Die Überglücklichen

Die Überglücklichen

In der Komödie fliehen zwei Frauen aus der Psychiatrie, um auf einer Reise durch die Toskana die Ursachen ihrer Krisen zu ergründen.

30.09.2016

Von Klaus-Peter Eichele

In der Toskana ist alles ein bisschen schöner, sogar die Psychiatrie. Die Klinik, anfänglicher Schauplatz des Films von Paolo Virzì („Süße Gier“), liegt idyllisch auf einem alten Landgut. Innerhalb der Mauern herrscht ein vergleichsweise liberales Regime, unter dem sich die Patientin Maria (Valeria Bruni Tedeschi) folgenlos als Oberaufseherin aufspielen oder zum Jetset-Promi stilisieren kann. Tatsächlich leidet sie an einer bipolaren Störung, deren Folge-Eskapaden ihre großbürgerliche Familie bewogen haben, sie aus dem Verkehr zu ziehen. Ganz anders gestrickt ist die frisch eingewiesene Donnatella. Die junge Frau (Micaela Ramazzotti) kommt aus zerrütteten familiären Verhältnissen und hat sich als Stripperin durchs Leben geschlagen. Jetzt ergibt sie sich still ihrer Depression, während die andere mit aufgekratztem Größenwahn dem Eingesperrtsein trotzt.

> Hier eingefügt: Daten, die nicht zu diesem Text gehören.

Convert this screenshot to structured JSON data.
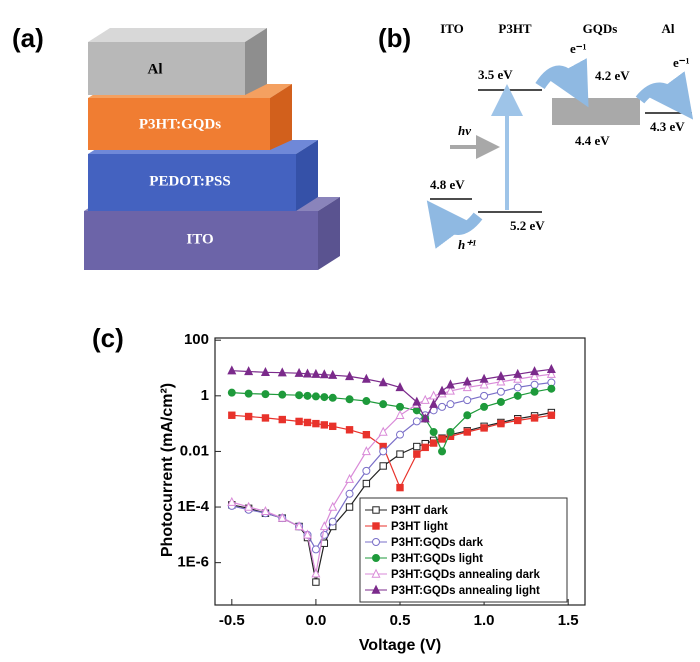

Mit ihrer manipulativen Art bringt Maria ihre Mitpatientin dazu, gemeinsam das Weite zu suchen – „um das Glück zu finden“, wie sie großspurig verspricht, dabei aber vor allem ihr eigenes im Auge hat. Im Bus, per Anhalter und im geklauten Auto driftet das ungleiche Gespann zunächst ziellos durch die Toskana. Es folgen Konfrontationen mit beider Vergangenheit, ehe die Flucht eine eindeutige Richtung bekommt: Donatella will ihren Sohn wiedersehen, der ihr nach einem erweiterten Suizidversuch weggenommen wurde.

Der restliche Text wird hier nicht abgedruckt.